I am wondering if there is a way of implementing a timeout on a single CUDA call such that if it has not returned after n seconds it can be ‘stopped’ (forced to return/throw), enabling the device to be reset and used for another task?
Obviously just calling cudaDeviceReset() on the main thread after n seconds is a bad idea since it would be pulling resources (e.g. allocated memory) out from under a CUDA-running thread which is using them, leading to memory fault and probable crash.
I can implement a solution where I keep track of time on a particular task between CUDA calls. My question is is it possible to timeout a single call that is taking too long to return, without killing the whole process?
not possible.
I’m not sure why cudaDeviceReset is not an option, but so be it. If your intent is to enable the device to be reset and used for another task, that is exactly what cudaDeviceReset does.
OK, thanks.
My thought was that doing a device reset while another thread was running on the device would/could cause the process to crash. That seemed to be the case when I tried it.

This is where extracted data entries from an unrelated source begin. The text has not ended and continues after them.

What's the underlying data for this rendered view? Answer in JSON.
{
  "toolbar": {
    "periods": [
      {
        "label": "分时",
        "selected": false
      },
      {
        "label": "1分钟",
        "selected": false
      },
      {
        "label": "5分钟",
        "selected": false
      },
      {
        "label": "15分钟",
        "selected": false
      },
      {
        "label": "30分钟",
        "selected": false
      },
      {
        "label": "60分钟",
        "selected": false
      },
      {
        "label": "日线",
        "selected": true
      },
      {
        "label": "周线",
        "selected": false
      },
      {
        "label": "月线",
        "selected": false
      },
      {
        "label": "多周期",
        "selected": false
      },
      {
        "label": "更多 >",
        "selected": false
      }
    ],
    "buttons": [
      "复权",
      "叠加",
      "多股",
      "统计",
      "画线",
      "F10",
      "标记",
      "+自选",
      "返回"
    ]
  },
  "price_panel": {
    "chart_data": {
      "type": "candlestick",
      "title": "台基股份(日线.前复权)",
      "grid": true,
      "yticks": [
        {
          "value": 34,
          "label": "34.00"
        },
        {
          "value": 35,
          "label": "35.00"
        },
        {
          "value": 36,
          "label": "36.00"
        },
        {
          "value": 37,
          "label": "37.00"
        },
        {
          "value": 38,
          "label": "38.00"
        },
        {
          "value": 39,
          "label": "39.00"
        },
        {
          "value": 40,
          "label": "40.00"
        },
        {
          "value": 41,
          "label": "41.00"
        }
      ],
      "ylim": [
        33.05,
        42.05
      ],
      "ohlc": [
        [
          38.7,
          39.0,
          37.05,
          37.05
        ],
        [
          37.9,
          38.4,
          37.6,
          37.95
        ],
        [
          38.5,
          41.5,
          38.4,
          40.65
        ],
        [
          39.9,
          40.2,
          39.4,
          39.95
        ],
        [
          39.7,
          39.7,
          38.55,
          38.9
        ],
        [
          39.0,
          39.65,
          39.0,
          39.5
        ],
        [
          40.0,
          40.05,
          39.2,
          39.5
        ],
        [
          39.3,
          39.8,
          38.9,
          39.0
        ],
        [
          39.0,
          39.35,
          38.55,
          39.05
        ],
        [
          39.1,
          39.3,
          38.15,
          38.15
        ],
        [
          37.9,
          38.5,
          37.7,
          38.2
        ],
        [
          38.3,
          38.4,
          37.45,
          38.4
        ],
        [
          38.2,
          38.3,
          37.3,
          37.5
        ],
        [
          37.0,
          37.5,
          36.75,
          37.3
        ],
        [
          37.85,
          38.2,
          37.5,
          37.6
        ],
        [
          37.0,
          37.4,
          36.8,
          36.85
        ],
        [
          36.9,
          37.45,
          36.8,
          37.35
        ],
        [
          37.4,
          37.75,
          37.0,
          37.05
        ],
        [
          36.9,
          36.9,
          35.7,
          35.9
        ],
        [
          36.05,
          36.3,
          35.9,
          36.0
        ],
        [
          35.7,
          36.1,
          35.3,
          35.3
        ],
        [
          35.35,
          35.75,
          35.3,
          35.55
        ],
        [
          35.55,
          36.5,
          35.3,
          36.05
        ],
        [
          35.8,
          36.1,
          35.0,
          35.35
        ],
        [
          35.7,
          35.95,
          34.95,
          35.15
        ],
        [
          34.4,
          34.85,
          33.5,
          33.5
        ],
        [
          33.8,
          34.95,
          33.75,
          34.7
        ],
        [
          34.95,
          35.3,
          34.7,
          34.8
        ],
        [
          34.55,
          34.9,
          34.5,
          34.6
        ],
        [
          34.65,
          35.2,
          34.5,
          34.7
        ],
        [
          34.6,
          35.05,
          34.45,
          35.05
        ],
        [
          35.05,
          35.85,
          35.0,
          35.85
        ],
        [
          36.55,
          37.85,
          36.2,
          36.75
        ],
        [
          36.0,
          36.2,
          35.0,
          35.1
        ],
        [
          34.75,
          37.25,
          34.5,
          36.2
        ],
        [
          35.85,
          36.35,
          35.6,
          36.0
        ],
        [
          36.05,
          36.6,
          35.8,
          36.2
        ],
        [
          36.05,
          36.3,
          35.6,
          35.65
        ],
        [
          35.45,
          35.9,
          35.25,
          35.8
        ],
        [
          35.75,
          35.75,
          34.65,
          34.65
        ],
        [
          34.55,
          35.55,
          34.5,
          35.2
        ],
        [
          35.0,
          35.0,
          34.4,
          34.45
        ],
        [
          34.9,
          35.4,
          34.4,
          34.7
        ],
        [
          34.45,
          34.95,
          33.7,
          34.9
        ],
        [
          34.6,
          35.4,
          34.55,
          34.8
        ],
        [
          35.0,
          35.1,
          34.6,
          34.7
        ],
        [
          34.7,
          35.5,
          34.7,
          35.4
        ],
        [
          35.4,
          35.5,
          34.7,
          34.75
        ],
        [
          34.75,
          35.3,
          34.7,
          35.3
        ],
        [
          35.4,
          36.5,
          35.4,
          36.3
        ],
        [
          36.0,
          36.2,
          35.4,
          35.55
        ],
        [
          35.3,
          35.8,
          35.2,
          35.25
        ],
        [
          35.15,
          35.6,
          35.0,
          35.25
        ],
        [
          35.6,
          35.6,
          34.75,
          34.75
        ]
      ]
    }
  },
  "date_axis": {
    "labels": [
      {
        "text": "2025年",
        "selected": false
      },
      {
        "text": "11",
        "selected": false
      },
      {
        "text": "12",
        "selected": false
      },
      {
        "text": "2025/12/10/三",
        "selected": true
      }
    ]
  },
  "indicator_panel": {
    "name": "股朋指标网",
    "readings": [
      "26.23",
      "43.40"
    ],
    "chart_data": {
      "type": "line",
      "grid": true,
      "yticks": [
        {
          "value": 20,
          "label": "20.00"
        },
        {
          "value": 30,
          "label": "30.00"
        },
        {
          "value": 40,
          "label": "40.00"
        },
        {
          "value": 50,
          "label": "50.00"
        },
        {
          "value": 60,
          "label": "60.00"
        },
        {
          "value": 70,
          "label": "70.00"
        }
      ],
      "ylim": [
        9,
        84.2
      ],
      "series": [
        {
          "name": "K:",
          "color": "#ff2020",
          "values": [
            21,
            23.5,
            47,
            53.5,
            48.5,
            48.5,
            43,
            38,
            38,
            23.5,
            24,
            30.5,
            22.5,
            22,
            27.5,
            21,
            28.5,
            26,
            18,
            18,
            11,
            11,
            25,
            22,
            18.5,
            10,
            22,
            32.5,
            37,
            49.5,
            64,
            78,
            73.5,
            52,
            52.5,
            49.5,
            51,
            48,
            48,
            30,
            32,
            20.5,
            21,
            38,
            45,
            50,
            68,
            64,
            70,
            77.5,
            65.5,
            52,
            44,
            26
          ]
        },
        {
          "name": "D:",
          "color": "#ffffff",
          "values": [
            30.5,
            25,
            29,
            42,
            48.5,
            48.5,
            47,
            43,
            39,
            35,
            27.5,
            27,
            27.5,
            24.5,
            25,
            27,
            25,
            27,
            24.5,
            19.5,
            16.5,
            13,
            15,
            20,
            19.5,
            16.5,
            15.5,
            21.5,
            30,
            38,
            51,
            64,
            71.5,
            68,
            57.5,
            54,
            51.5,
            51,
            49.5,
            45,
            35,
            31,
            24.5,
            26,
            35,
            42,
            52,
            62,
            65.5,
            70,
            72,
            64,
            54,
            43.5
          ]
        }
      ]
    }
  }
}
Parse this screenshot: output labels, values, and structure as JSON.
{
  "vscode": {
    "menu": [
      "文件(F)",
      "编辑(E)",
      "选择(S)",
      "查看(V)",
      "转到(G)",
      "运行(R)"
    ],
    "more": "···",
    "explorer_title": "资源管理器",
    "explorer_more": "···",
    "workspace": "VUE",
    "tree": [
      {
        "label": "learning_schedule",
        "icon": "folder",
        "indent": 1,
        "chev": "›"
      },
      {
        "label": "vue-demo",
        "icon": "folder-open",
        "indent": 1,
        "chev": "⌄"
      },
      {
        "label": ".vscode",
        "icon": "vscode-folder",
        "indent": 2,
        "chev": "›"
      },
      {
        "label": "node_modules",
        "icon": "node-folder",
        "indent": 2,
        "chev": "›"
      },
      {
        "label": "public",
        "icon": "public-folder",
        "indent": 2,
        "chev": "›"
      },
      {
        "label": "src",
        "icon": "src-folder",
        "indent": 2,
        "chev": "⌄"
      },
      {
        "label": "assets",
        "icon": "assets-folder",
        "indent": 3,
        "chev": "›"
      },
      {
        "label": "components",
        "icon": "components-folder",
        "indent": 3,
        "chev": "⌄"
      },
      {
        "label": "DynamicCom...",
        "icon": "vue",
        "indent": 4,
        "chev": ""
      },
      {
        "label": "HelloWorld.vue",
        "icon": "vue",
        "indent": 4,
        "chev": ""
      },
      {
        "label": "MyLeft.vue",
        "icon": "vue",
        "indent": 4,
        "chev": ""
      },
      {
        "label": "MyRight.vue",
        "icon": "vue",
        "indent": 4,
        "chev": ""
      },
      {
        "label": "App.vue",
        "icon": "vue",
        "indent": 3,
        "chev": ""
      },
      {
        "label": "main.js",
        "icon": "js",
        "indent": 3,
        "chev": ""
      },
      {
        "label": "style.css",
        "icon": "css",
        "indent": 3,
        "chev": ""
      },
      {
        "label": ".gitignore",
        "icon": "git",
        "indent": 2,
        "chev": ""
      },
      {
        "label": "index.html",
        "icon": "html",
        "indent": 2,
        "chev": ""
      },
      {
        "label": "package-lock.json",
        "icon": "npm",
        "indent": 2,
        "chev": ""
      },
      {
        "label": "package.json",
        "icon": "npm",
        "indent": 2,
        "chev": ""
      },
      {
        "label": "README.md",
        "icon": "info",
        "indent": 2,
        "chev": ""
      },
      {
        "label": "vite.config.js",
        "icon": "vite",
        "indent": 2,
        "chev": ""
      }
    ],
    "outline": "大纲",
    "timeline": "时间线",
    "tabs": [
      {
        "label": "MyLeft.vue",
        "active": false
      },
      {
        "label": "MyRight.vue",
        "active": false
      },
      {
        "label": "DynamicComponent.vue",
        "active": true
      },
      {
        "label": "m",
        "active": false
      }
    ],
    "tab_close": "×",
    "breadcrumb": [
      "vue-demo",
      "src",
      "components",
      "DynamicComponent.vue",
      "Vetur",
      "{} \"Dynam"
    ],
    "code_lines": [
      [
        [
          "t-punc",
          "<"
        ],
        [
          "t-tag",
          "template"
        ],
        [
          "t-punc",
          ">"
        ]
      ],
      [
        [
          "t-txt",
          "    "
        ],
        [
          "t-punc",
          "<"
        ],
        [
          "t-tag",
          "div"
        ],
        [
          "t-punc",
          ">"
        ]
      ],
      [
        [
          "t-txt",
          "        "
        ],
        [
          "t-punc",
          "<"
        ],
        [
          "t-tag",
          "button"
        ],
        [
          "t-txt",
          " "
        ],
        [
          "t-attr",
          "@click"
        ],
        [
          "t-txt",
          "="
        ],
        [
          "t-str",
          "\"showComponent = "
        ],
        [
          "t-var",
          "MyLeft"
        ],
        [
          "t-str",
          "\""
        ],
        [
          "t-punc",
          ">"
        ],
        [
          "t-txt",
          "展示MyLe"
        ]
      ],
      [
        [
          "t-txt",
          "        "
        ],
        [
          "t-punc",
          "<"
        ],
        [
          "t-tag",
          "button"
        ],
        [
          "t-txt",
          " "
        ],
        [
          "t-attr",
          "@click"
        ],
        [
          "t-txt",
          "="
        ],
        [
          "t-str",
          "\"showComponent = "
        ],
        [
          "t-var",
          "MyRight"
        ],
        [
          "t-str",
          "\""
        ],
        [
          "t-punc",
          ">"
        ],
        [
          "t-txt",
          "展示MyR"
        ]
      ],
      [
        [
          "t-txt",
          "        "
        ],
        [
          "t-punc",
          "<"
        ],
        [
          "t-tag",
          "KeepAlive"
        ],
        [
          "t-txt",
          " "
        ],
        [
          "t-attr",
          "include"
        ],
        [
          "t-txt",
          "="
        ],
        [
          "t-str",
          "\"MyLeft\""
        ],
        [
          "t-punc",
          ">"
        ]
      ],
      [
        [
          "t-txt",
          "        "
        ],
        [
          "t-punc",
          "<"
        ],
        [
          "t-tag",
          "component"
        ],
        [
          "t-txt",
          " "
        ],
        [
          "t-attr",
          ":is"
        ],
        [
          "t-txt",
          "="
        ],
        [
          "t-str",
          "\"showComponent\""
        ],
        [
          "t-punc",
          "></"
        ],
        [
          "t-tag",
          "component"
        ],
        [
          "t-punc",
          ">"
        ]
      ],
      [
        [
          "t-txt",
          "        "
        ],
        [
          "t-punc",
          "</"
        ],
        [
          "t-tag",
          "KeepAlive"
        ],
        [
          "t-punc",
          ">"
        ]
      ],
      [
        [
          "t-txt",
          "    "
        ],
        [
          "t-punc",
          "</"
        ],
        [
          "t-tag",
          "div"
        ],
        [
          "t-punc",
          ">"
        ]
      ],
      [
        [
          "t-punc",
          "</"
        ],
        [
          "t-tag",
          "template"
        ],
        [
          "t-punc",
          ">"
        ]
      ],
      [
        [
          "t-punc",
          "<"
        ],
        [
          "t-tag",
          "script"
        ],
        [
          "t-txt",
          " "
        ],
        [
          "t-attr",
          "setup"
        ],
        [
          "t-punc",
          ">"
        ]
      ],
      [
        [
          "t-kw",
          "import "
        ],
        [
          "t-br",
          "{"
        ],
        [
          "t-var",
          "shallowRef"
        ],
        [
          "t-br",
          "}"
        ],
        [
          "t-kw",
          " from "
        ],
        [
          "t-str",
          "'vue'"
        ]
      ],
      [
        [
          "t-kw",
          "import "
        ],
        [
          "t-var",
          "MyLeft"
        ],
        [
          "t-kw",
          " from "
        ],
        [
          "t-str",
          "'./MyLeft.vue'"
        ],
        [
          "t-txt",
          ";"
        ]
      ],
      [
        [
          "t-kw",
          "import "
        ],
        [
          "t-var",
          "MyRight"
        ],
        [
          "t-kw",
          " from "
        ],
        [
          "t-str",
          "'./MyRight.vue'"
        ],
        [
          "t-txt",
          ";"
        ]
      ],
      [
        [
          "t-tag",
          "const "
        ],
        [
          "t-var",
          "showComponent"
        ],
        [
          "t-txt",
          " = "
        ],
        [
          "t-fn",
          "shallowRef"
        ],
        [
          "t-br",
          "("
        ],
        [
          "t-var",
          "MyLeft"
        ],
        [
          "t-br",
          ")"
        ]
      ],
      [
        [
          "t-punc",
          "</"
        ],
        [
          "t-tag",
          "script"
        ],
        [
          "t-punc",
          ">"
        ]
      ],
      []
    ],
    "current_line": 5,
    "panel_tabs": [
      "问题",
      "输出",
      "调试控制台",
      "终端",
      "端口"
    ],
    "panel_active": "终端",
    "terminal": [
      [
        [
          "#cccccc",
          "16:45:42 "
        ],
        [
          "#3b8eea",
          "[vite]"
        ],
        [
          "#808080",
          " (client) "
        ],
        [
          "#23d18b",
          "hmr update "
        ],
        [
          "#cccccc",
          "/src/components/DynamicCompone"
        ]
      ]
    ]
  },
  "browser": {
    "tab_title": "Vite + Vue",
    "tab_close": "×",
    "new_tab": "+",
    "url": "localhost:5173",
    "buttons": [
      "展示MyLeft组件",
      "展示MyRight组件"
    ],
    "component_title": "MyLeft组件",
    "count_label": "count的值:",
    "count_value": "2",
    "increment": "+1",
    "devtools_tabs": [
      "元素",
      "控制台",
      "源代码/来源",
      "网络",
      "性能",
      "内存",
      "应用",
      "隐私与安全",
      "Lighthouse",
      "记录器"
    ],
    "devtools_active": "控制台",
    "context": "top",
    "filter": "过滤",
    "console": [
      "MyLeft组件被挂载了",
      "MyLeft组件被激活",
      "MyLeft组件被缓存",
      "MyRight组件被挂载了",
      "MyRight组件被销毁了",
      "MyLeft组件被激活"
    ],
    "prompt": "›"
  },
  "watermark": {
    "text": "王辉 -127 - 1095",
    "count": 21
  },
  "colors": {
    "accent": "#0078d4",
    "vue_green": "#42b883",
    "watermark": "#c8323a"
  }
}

I’m not sure what sort of activity would cause the CPU process to crash just because the device context becomes invalid. However I would think that if you are doing proper cuda error checking at all times, the sudden loss of the device context would be quickly discovered by any thread, before bad things happen (at the moment I can’t think of what those bad things would be).
I guess I would need to see a counterexample where that is not sufficient/effective.